“A Grosseto ipotesi di tagli sui servizi sanitari pubblici e questa volta la colpa sarà dei cittadini. Quello che il Pci sosteneva fosse in atto, ossia il taglio della chirurgia di urgenza, sembra sarà riproposto in un modo più delicato, ma la conclusione – dichiarano le segreterie del Pci di Grosseto e dell’Albegna – sembra si stia avviando a realizzazione“.
“Infatti, le voci arrivate alla Federazione del Pci e alle sezioni dell’area Albegna sono allarmanti e danno notizie che parlano di un’ipotesi fatta dalla direzione generale, dalla quale nel presidio ospedaliero di Orbetello sarà avviata una procedura con la quale si opererà solo dal lunedì al venerdì mattina, inviando i pazienti urgenti che hanno bisogno di interventi nel presidio di Grosseto. Naturalmente al momento è solo un’ipotesi aziendale, ma che conferma quanto previsto nel piano attuativo aziendale – commentano le segreterie del Pci –, i cui risultati sembra che saranno valutati dopo un periodo relativamente lungo, mentre il modello probabilmente potrebbe essere esteso anche nell’ospedale di Massa Marittima“.
“Il commento delle segreterie di Grosseto e delle Colline dell’Albegna si spinge ad un’analisi di quello che si prospetterà ed è evidente che questa operazione porterà chi si dovrà ricoverare per un intervento a fare i suoi conti e i più, come normale conseguenza, sceglieranno di ricoverarsi subito a Grosseto per evitare rischi dovuti all’interruzione del fine settimana – continua la nota -. La conseguente diminuzione di richieste di interventi chirurgici farà abbassare le statistiche delle prestazioni che parleranno e diranno che è l’utente che si sposta a Grosseto e quindi, nella fase successiva, resteranno ai due presidi i soli interventi ambulatoriali di impatto relativo in termini di rischi clinici. Questo farà in modo che saranno proprio i cittadini i primi responsabili del ridimensionamento delle chirurgie, perché a rigor di logica come si fa a tenere aperte attività che hanno ricoveri bassi? Non è conveniente e mette a rischio l’incolumità degli utenti per cui meglio ridimensionare e trasferire a Grosseto le altre attività. Questi sono i giochi che, giorno per giorno, mettono in ginocchio il sistema pubblico, mortificano i professionisti, penalizzando i cittadini, ma fanno risparmiare tanti soldi, perché ormai la sanità si misura sulla base dei maggiori risparmi e non di produzione di benessere e salute”.

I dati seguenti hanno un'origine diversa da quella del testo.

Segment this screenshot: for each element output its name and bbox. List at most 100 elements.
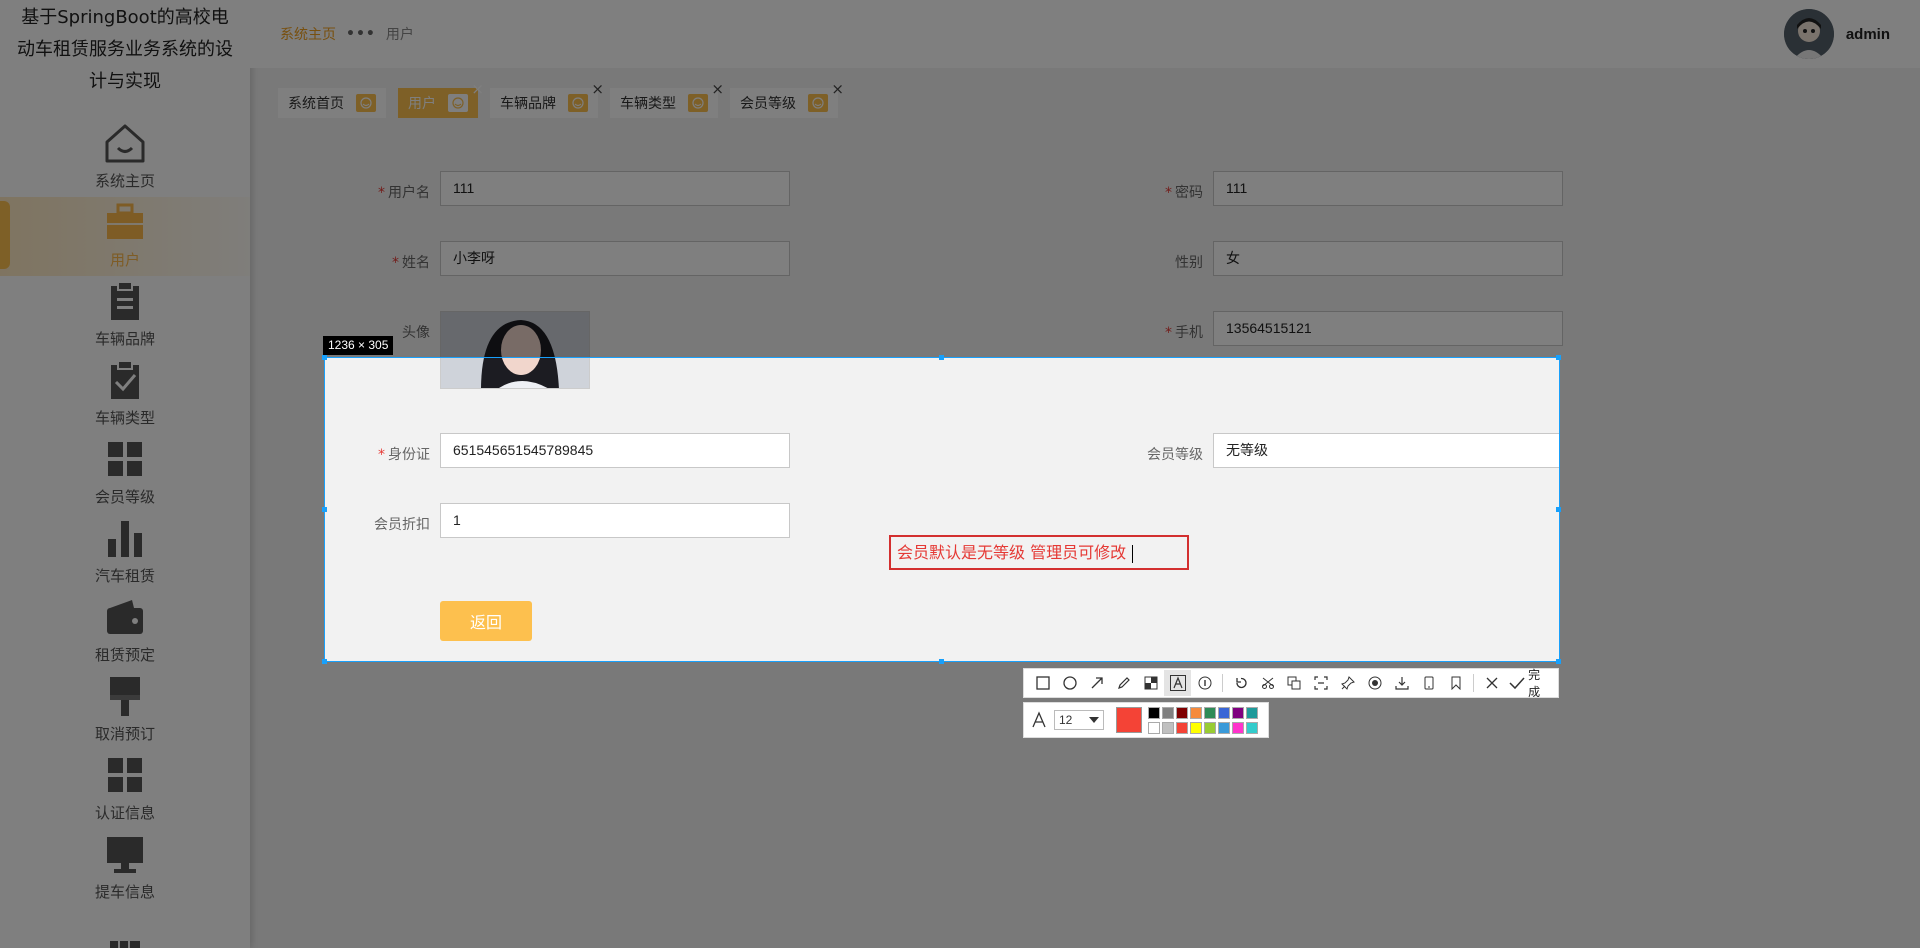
number-tool-icon[interactable] <box>1191 670 1218 696</box>
text-annotation[interactable]: 会员默认是无等级 管理员可修改 <box>889 535 1189 570</box>
username[interactable]: admin <box>1846 26 1890 43</box>
current-color-swatch[interactable] <box>1116 707 1142 733</box>
discount-field[interactable]: 1 <box>440 503 790 538</box>
sidebar-item-type[interactable]: 车辆类型 <box>0 355 250 434</box>
tab-type[interactable]: 车辆类型 × <box>610 80 724 118</box>
sidebar-item-reserve[interactable]: 租赁预定 <box>0 592 250 671</box>
sidebar-item-brand[interactable]: 车辆品牌 <box>0 276 250 355</box>
tab-brand[interactable]: 车辆品牌 × <box>490 80 604 118</box>
translate-icon[interactable] <box>1281 670 1308 696</box>
sidebar-item-rental[interactable]: 汽车租赁 <box>0 513 250 592</box>
ocr-icon[interactable] <box>1308 670 1335 696</box>
name-field[interactable]: 小李呀 <box>440 241 790 276</box>
sidebar-item-home[interactable]: 系统主页 <box>0 118 250 197</box>
resize-handle[interactable] <box>939 659 944 664</box>
color-swatch[interactable] <box>1232 706 1244 719</box>
phone-field[interactable]: 13564515121 <box>1213 311 1563 346</box>
font-size-select[interactable]: 12 <box>1054 710 1104 730</box>
book-icon <box>110 941 140 948</box>
bookmark-icon[interactable] <box>1442 670 1469 696</box>
cancel-icon[interactable] <box>1478 670 1505 696</box>
close-icon[interactable]: × <box>711 80 724 98</box>
close-icon[interactable]: × <box>591 80 604 98</box>
color-swatch[interactable] <box>1148 721 1160 734</box>
pen-tool-icon[interactable] <box>1111 670 1138 696</box>
mosaic-tool-icon[interactable] <box>1138 670 1165 696</box>
grid-icon <box>108 442 142 476</box>
resize-handle[interactable] <box>322 355 327 360</box>
sidebar-item-level[interactable]: 会员等级 <box>0 434 250 513</box>
tab-level[interactable]: 会员等级 × <box>730 80 844 118</box>
close-icon[interactable]: × <box>471 80 484 98</box>
idcard-field[interactable]: 651545651545789845 <box>440 433 790 468</box>
color-swatch[interactable] <box>1218 721 1230 734</box>
user-photo-icon <box>441 358 589 388</box>
tab-users[interactable]: 用户 × <box>398 80 484 118</box>
user-avatar-icon <box>1783 9 1834 59</box>
breadcrumb: 系统主页 ••• 用户 <box>280 24 414 44</box>
gender-field[interactable]: 女 <box>1213 241 1563 276</box>
monitor-icon <box>107 837 143 873</box>
smile-icon <box>568 94 588 112</box>
resize-handle[interactable] <box>1556 507 1561 512</box>
avatar[interactable] <box>1783 9 1834 59</box>
ellipse-tool-icon[interactable] <box>1057 670 1084 696</box>
color-swatch[interactable] <box>1190 706 1202 719</box>
text-tool-icon[interactable] <box>1164 670 1192 696</box>
color-swatch[interactable] <box>1232 721 1244 734</box>
color-swatch[interactable] <box>1176 706 1188 719</box>
download-icon[interactable] <box>1389 670 1416 696</box>
close-icon[interactable]: × <box>831 80 844 98</box>
resize-handle[interactable] <box>939 355 944 360</box>
password-field[interactable]: 111 <box>1213 171 1563 206</box>
screenshot-selection[interactable]: * 身份证 651545651545789845 会员等级 无等级 会员折扣 1 … <box>324 357 1560 662</box>
color-swatch[interactable] <box>1190 721 1202 734</box>
home-icon <box>105 124 145 163</box>
color-swatch[interactable] <box>1246 721 1258 734</box>
tab-home[interactable]: 系统首页 <box>278 88 386 118</box>
color-swatch[interactable] <box>1204 706 1216 719</box>
sidebar-item-label: 系统主页 <box>94 172 155 190</box>
username-field[interactable]: 111 <box>440 171 790 206</box>
done-button[interactable]: 完成 <box>1509 666 1552 700</box>
discount-label: 会员折扣 <box>374 517 430 533</box>
tab-label: 会员等级 <box>740 96 796 112</box>
sidebar-item-more[interactable] <box>0 908 250 948</box>
smile-icon <box>808 94 828 112</box>
user-area[interactable]: admin <box>1783 9 1890 59</box>
sidebar-item-label: 会员等级 <box>94 488 155 506</box>
arrow-tool-icon[interactable] <box>1084 670 1111 696</box>
check-icon <box>1509 677 1525 690</box>
cut-icon[interactable] <box>1254 670 1281 696</box>
record-icon[interactable] <box>1362 670 1389 696</box>
resize-handle[interactable] <box>322 507 327 512</box>
grid-icon <box>108 758 142 792</box>
sidebar-item-cancel[interactable]: 取消预订 <box>0 671 250 750</box>
color-swatch[interactable] <box>1148 706 1160 719</box>
sidebar-item-auth[interactable]: 认证信息 <box>0 750 250 829</box>
color-swatch[interactable] <box>1218 706 1230 719</box>
undo-icon[interactable] <box>1227 670 1254 696</box>
color-swatch[interactable] <box>1162 721 1174 734</box>
tab-label: 用户 <box>408 96 436 112</box>
sidebar-item-users[interactable]: 用户 <box>0 197 250 276</box>
resize-handle[interactable] <box>322 659 327 664</box>
chevron-down-icon <box>1089 717 1099 723</box>
font-icon <box>1032 711 1046 728</box>
breadcrumb-home[interactable]: 系统主页 <box>280 24 336 44</box>
level-field[interactable]: 无等级 <box>1213 433 1559 468</box>
tab-label: 车辆类型 <box>620 96 676 112</box>
color-swatch[interactable] <box>1204 721 1216 734</box>
breadcrumb-separator: ••• <box>346 26 376 42</box>
pin-icon[interactable] <box>1335 670 1362 696</box>
back-button[interactable]: 返回 <box>440 601 532 641</box>
color-swatch[interactable] <box>1246 706 1258 719</box>
color-swatch[interactable] <box>1176 721 1188 734</box>
selection-size-badge: 1236 × 305 <box>323 336 394 355</box>
rectangle-tool-icon[interactable] <box>1030 670 1057 696</box>
resize-handle[interactable] <box>1556 659 1561 664</box>
phone-icon[interactable] <box>1415 670 1442 696</box>
sidebar-item-pickup[interactable]: 提车信息 <box>0 829 250 908</box>
color-swatch[interactable] <box>1162 706 1174 719</box>
resize-handle[interactable] <box>1556 355 1561 360</box>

“Ma siamo sicuri – concludono dal Pci – che la politica e la direzione aziendale ci rassicureranno promettendo nuovamente l’apertura delle case della salute a Pitigliano, Manciano e Orbetello, che non si sa cosa faranno, ma serviranno a tappare la bocca a tutti e soprattutto a chi proverà a dire che le cose non funzionano. Attendiamo che i sindaci dei rispettivi territori che spaziano politicamente da destra a sinistra si muovano, vediamo se sulla salute sono in grado di compiere quello sforzo unitario che possa tutelare i servizi e garantire la sanità nei due presidi ospedalieri importanti per tutti i cittadini della provincia di Grosseto“.